Additional Efficacy Data

The median follow-up duration was 5.73 months. Additional study findings included:

A CR rate of 12.5%, with a median duration of CR of 4.3 months.

A CRh rate of 8.7%, with a median duration of CRh of 6.4 months.

Subgroup analysis showed CR+CRh rates of 21%, 19%, and 50% in patients with acute myeloid leukemia (AML), acute lymphoblastic leukemia (ALL), and mixed phenotype acute leukemia (MPAL), respectively.

Safety Profile

The most common adverse reactions (incidence ≥20%) with Revumenib included bleeding, nausea, hyperphosphatemia, musculoskeletal pain, infection, increased aspartate aminotransferase (AST), febrile neutropenia, increased alanine aminotransferase (ALT), increased intact parathyroid hormone (iPTH), bacterial infection, diarrhea, differentiation syndrome, prolonged QT interval on electrocardiogram, hypophosphatemia, hypertriglyceridemia, hypokalemia, decreased appetite, constipation, edema, viral infection, fatigue, and increased alkaline phosphatase (ALP).
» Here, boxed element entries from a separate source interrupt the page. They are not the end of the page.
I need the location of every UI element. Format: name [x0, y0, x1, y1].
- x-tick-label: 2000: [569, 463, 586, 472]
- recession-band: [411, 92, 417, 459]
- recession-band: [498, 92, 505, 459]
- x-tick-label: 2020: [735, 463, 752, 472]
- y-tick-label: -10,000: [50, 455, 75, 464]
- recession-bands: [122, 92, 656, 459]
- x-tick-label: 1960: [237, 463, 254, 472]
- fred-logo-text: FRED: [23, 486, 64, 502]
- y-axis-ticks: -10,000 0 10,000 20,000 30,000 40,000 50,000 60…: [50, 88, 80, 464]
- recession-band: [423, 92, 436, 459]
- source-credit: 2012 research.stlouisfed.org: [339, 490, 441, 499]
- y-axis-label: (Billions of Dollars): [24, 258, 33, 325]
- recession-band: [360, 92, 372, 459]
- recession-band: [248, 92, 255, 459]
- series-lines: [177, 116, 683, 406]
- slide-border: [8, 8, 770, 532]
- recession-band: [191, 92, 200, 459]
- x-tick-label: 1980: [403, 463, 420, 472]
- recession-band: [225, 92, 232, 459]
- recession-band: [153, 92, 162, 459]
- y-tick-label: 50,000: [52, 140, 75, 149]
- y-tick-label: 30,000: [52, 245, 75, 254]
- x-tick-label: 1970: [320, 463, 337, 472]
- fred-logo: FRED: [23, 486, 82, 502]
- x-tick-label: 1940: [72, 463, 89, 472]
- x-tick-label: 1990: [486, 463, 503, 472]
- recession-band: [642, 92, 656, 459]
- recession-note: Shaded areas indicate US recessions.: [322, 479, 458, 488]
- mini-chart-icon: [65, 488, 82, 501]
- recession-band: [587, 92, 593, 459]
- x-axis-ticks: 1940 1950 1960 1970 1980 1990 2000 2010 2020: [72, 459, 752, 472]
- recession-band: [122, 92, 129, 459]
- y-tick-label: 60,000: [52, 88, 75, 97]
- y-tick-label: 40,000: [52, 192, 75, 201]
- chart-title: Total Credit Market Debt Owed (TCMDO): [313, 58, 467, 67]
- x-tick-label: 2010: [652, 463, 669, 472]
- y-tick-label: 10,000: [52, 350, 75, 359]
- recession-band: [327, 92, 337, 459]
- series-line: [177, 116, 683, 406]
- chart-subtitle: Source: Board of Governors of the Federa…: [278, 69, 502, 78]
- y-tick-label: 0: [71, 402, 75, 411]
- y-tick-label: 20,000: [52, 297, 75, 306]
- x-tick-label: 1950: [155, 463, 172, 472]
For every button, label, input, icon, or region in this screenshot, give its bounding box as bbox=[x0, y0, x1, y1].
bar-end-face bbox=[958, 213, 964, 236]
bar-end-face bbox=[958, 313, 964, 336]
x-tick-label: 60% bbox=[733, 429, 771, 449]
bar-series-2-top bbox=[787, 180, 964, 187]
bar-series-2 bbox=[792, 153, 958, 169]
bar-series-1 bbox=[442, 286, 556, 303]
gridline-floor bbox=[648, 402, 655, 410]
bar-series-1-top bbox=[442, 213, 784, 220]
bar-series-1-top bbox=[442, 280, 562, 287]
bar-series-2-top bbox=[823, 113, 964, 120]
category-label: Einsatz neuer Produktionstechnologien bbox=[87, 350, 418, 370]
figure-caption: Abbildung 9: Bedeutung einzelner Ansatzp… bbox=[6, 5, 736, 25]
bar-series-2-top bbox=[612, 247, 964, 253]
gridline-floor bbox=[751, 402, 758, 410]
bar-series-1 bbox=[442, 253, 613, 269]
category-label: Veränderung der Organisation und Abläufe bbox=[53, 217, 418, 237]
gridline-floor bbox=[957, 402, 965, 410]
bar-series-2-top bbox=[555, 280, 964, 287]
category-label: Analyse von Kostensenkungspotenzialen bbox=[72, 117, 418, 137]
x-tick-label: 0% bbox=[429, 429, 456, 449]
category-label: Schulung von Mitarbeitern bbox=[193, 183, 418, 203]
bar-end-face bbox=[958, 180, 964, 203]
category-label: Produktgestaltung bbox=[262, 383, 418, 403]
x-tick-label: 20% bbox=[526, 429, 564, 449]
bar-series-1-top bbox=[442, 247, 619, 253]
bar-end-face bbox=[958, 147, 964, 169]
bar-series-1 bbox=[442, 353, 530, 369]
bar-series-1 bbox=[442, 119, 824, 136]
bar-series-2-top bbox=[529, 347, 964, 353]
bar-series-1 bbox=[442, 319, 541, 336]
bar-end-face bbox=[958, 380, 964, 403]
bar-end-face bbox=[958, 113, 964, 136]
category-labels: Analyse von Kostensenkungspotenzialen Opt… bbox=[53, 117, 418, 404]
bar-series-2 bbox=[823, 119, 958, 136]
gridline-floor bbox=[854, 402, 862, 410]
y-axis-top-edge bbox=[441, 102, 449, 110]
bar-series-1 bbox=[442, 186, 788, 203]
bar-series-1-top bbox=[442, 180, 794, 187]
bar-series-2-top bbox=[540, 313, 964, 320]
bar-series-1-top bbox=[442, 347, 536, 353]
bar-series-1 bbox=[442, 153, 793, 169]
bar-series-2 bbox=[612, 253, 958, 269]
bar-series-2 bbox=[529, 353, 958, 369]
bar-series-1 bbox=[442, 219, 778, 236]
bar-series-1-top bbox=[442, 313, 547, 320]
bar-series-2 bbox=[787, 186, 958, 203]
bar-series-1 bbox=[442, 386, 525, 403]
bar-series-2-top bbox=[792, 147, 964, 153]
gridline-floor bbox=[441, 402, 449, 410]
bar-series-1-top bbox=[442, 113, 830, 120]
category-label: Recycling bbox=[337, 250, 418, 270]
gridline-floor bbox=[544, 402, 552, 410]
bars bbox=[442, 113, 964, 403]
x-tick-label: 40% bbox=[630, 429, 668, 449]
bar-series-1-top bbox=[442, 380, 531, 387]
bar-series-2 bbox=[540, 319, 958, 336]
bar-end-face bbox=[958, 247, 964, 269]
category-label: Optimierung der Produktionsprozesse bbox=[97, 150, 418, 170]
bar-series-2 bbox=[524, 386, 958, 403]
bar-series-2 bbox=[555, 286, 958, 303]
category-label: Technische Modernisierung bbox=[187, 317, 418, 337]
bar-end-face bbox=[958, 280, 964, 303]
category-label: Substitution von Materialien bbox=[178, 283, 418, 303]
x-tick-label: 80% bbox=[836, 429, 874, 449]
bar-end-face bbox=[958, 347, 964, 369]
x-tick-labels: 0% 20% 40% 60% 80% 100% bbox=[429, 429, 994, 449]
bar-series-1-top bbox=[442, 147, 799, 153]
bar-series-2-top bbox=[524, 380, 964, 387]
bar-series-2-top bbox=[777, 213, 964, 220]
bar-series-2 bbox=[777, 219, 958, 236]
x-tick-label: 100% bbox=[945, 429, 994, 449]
Dose interruptions due to adverse events (AEs) occurred in 42% of patients, dose reductions in 10% of patients, serious adverse events (SAEs) were reported in 73% of patients, and fatal adverse events occurred in 3% of patients.

Based on the positive pivotal data from the AUGMENT-101 trial, a New Drug Application (NDA) for Revumenib in the treatment of relapsed or refractory (R/R) NPM1-mutated (mNPM1) acute myeloid leukemia (AML) is expected to be submitted in the first half of 2025.